Add Greptile rule to flag missing databricks CI tag on test changes by amahussein · Pull Request #15076 · NVIDIA/cudf-spark

amahussein · 2026-06-12T21:05:02Z

Description

Databricks pre-merge CI is conditional — it runs only when the PR title has [databricks] or the diff touches a *db* shim path (per jenkins/Jenkinsfile-blossom.premerge). So a test change that's correct on vanilla Spark but diverges on the Databricks fork (filesystem/path semantics, or optimizer plan-string assertions) can merge green, then resurface as a failure on an unrelated PR that later carries [databricks].

This adds a Greptile nudge to catch those cases at review time:

.greptile/config.json: new databricks-ci-tag rule, scoped to integration_tests/** and tests/** (severity medium), recommending [databricks] when a test change looks DBR-divergent and the title lacks it. Skips *db*-shim and doc-only changes to avoid noise.
.greptile/rules.md: focused H9 "Databricks coverage" checklist item.
AGENTS.md: document when [databricks] is needed, not just how.
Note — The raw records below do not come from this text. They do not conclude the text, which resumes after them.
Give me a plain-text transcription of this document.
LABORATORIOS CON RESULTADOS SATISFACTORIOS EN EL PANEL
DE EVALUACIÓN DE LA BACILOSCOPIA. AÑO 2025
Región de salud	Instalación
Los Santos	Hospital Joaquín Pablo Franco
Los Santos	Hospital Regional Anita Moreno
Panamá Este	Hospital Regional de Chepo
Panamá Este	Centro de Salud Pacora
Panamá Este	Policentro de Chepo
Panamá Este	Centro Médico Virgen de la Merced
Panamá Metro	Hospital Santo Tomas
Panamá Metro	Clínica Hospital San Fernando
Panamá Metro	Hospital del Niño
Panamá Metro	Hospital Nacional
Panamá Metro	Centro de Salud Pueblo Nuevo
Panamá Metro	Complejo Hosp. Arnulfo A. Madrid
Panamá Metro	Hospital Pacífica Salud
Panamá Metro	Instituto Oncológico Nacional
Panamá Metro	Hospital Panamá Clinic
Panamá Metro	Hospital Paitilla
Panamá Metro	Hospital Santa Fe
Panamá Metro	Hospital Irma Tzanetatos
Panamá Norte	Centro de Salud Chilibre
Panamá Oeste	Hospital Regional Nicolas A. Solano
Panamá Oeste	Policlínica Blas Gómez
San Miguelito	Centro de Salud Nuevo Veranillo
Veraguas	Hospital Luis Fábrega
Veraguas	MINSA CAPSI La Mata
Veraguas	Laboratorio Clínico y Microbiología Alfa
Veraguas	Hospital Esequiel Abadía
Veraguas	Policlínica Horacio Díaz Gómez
Advisory only — it does not gate merges. No user-facing change.

Checklists

Documentation

Updated for new or modified user-facing features or behaviors
No user-facing change

Testing

Added or modified tests to cover new code paths
Covered by existing tests
(Please provide the names of the existing tests in the PR description.)
Not required

Performance

Tests ran and results are added in the PR description
Issue filed with a link in the PR description
Not required

greptile-apps · 2026-06-12T21:07:38Z

Greptile Summary

This PR adds a Greptile advisory rule (databricks-ci-tag) to nudge reviewers when an integration test change could behave differently on Databricks but the PR title lacks [databricks] — closing a gap where DBR-only failures slip through standard Linux pre-merge CI.

.greptile/config.json: New rule scoped to integration_tests/** covering filesystem/path semantics and optimizer/plan-string divergence categories; advisory only, does not gate merges.
.greptile/rules.md: Old H7 trimmed (DB mention moved out) and new H9 added with the Databricks coverage checklist item.
AGENTS.md: PR title tags bullet expanded with precise auto-trigger conditions and concrete examples (DBFS paths, abfss, os.walk, plan rendering) so contributors know when to add [databricks] manually.

Confidence Score: 5/5

Config/documentation-only change with no user-facing or runtime impact; safe to merge.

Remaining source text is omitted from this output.